Friday, July 12, 2013

Imma give up

I just requested this from the library: .
126 people waiting, for a total of 26 copies. Buzz, buzz..

Tuesday, July 09, 2013

Never wanna let you go...

Nancy Pearl's rule of thumb is, Give a book 50 pages. If it hasn't got you by then, abandon it. If you are over the age of 50, however (and your reading days getting shorter and shorter, agh!), number of pages to give a book = your age-50. I live by this rule and have no complaints. Check out what the good folks at GoodReads have to say: What makes you give up on a book?

Monday, July 08, 2013

Vacation, gotta get away...

A friend is going on vacation to the beach. She needs reccs for some books - and we are not talking drugstore romance novels here, people. This woman is seriously smart, and seriously interested in good contemporary fiction. And she came to ME. No pressure, though. Here's the list I sent her.
Mr Penumbra’s 24 Hour Bookstore – Robin Sloan. This is kind of light but utterly charming and smart in a techie way. If you like it, then check out Scarlett Thomas’s PopCo as well. Same sort of quirky vibe.

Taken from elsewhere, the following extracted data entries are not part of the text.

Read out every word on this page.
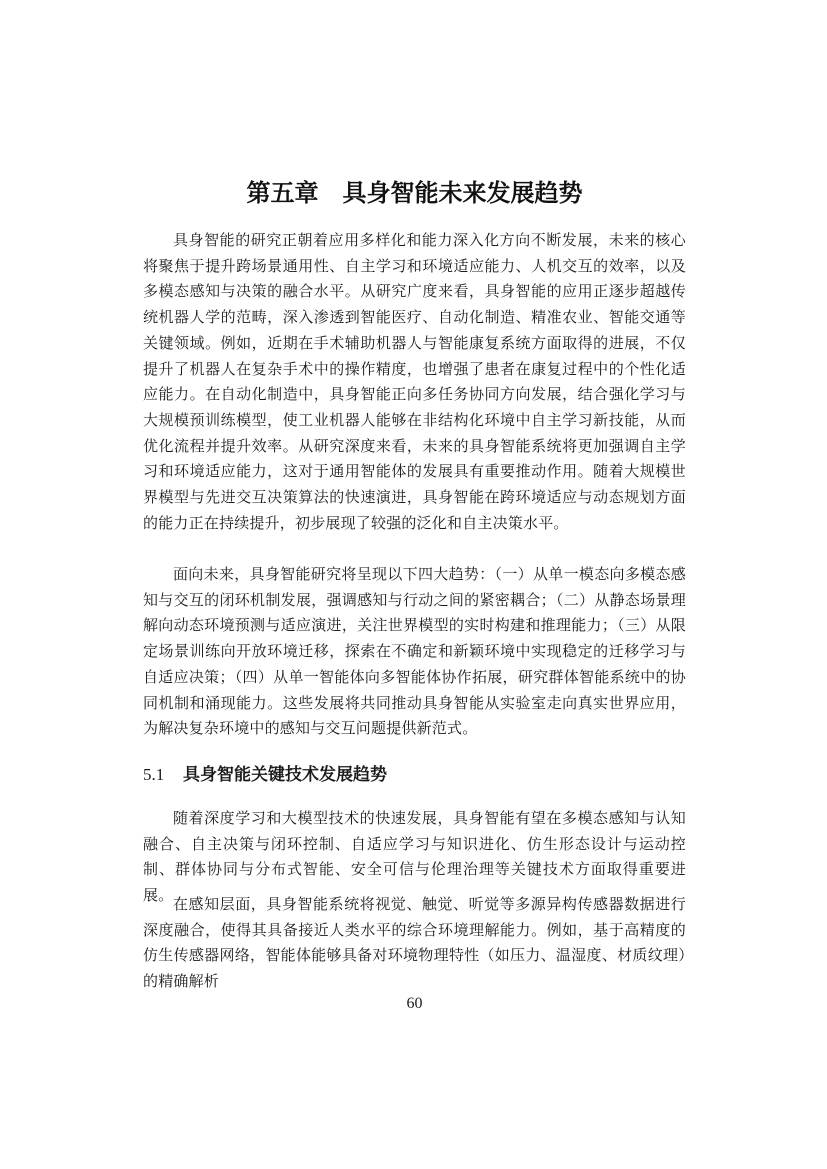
第五章　具身智能未来发展趋势

具身智能的研究正朝着应用多样化和能力深入化方向不断发展，未来的核心将聚焦于提升跨场景通用性、自主学习和环境适应能力、人机交互的效率，以及多模态感知与决策的融合水平。从研究广度来看，具身智能的应用正逐步超越传统机器人学的范畴，深入渗透到智能医疗、自动化制造、精准农业、智能交通等关键领域。例如，近期在手术辅助机器人与智能康复系统方面取得的进展，不仅提升了机器人在复杂手术中的操作精度，也增强了患者在康复过程中的个性化适应能力。在自动化制造中，具身智能正向多任务协同方向发展，结合强化学习与大规模预训练模型，使工业机器人能够在非结构化环境中自主学习新技能，从而优化流程并提升效率。从研究深度来看，未来的具身智能系统将更加强调自主学习和环境适应能力，这对于通用智能体的发展具有重要推动作用。随着大规模世界模型与先进交互决策算法的快速演进，具身智能在跨环境适应与动态规划方面的能力正在持续提升，初步展现了较强的泛化和自主决策水平。

面向未来，具身智能研究将呈现以下四大趋势：（一）从单一模态向多模态感知与交互的闭环机制发展，强调感知与行动之间的紧密耦合；（二）从静态场景理解向动态环境预测与适应演进，关注世界模型的实时构建和推理能力；（三）从限定场景训练向开放环境迁移，探索在不确定和新颖环境中实现稳定的迁移学习与自适应决策；（四）从单一智能体向多智能体协作拓展，研究群体智能系统中的协同机制和涌现能力。这些发展将共同推动具身智能从实验室走向真实世界应用，为解决复杂环境中的感知与交互问题提供新范式。

5.1 具身智能关键技术发展趋势

随着深度学习和大模型技术的快速发展，具身智能有望在多模态感知与认知融合、自主决策与闭环控制、自适应学习与知识进化、仿生形态设计与运动控制、群体协同与分布式智能、安全可信与伦理治理等关键技术方面取得重要进展。 在感知层面，具身智能系统将视觉、触觉、听觉等多源异构传感器数据进行深度融合，使得其具备接近人类水平的综合环境理解能力。例如，基于高精度的仿生传感器网络，智能体能够具备对环境物理特性（如压力、温湿度、材质纹理）的精确解析

60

May We Be Forgiven – AM Homes/The Dinner – Herman Koch; I read these one right after the other. I enjoy pairing books like wine, and these two complement each other very nicely. Homes is an especially adept writer & I am now plowing through other books of hers.

The Bartender’s Tale - Ivan Doig. Doig is a great storyteller. His writing is blunt and at times even clumsy, but you become completely invested in his characters’ lives. I also loved his The Whistling Season.

Bereft – Chris Wolmersley. Just a beautifully written & deceptively quiet book. Thank you to my Aussie friends for referring me to this....

Mudbound/When She Woke - Hilary Jordan. Both of these are very intense (When She Woke is a modern-day retelling of The Scarlet Letter), and completely different. Other than Jordan’s skill, you wouldn’t think the same author had written both. Neither is a happy read, but satisfying in many ways nonetheless.

Neither of these is new, but I read/reread them recently and remembered how much I liked and was impressed by them:
Skippy Dies – Paul Murray. This was one of my favorite books of 2011. It kept another friend occupied for a month while she hiked Nepal, so it's got that going for it...

Behind the Scenes at the Museum – Kate Atkinson. Atkinson writes layered, interwoven, complex novels. This is probably my favorite book of hers. I have her newest, Life After Life on deck.

Happy reading, and enjoy the sand in your toes. And your swimsuit. And your sandwich.